I got really engrossed in my studies and when I looked up the next time, it was dark outside. Thankfully I was also done with my homework.

I quickly packed my bags and walked out to my bike, nodding at a few people I knew along the way. For some reason the library is a real hot spot — even people like Samantha go there. If nothing else because people like Jason and Elbert go there, but mainly because the building is so beautiful. It’s like walking into the late 1800s/early 1900s. Chandeliers and grand staircases included.

As I got outside I was welcomed by refreshingly cold air. It had a bite to it, nipping my cheeks and making me feel alive. It was only early October, but fall usually bring a few really cold days in Rocky Creek. And while I’m more of a summer person, I like the change of seasons here. The connection to Mother Nature. Being a witch and all that, I really enjoy celebrating the magic of each season. And today I was looking forward to getting home and checking what pumpkin spice anything Hetty would have brought back from the bakery today. I was totally planning to beg on my knees for her to bake something, should she not have any treats with her. I was desperate to sink into the armchair by the fireplace and get lost in Shakespeare and cake. After eating a healthy dinner and all that.

I sighed as I walked towards my bike, lost in a daydream about a crackling fireplace and Hetty’s pumpkin spiced cakes. Getting on the bike I started paying more attention to my surroundings again and the cold air was truly like a tonic. One couldn’t help but feeling 100% awake!

I felt my mood picking up — feeling alive and awake, not even the thought of dealing with weird ghosts put me off. In fact, I started thinking the whole thing interesting. There was the mystery about gold in the mountain and then all the interesting ghost characters I’d met so far — Mr Crinkle the protector of Rocky Creek, Josephine the jazz singer and sad Sally the weeping ghost. OK, so Sally was a bit annoying, but still. There must be a fascinating story behind her tears and, maybe, I could help her somehow?

Just as I was contemplating this I became aware of a strange sensation. I couldn’t quite grasp what it was, but then a note appeared in front of me. The same kind of scroll I’d found in my bedroom, only now it was ten times larger and read: “Stop the man from stealing the gold, or the dragons won’t grow old.”

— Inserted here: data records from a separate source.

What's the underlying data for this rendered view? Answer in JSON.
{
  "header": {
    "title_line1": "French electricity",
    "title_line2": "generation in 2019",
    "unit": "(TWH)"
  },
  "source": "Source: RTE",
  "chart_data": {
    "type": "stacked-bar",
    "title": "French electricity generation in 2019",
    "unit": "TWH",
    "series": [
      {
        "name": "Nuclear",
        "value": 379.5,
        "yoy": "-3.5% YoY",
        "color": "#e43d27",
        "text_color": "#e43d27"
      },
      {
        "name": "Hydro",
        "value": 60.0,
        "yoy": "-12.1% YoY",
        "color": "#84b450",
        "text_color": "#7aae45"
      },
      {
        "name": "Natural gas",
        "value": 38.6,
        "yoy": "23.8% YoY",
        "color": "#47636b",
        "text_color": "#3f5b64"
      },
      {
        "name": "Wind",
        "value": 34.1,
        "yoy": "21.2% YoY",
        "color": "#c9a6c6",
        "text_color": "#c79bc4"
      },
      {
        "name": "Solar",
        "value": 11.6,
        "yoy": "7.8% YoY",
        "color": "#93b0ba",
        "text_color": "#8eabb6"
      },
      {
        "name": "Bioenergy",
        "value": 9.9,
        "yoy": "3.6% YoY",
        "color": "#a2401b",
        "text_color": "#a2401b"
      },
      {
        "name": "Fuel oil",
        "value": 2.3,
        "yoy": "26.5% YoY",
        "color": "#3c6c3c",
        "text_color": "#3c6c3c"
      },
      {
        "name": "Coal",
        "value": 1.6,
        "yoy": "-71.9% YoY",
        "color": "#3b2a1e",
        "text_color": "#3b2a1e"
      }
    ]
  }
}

Panicking, I tried to hit the breaks and swerve out of the way of the note at the same time. Instead, I lost control of the bike and fell.

I hit the ground with a thud, landing on my knee and hands, and I could feel them getting scraped, but the motion propelled me to continue my descent until my head somehow landed on something sharp.

At first I felt nothing, but then pain soared through my head like a bolt of lightening. Overhead I could hear the voices again, now arguing about me falling off a bike. Was I dreaming? And the note? What did it say?

“Stop the man from stealing the gold, or the dragons won’t grow old,” I mumbled to myself.

“Louise! Louise, are you alright?”

I heard another voice, this time male. Was there a male ghost now too?

“Go away,” I mumbled. “I’ve had enough of voices, enough of bike accidents. It hurts you know. It really hurts.” I was starting to get worked up. Who did these blooming (as Jenna loved saying) ghosts think they were? “You can’t keep making me blow my tires and fall off my bike. If you were alive I’d have you arrested.”

As I got angrier my head started to clear — I could feel a dull pain and it truly ached whenever blood pulsated through the area that was hurt — but I no longer felt like I had a cloud inside my head. Which was unfortunate really, because the next moment I saw Jason standing bent over me.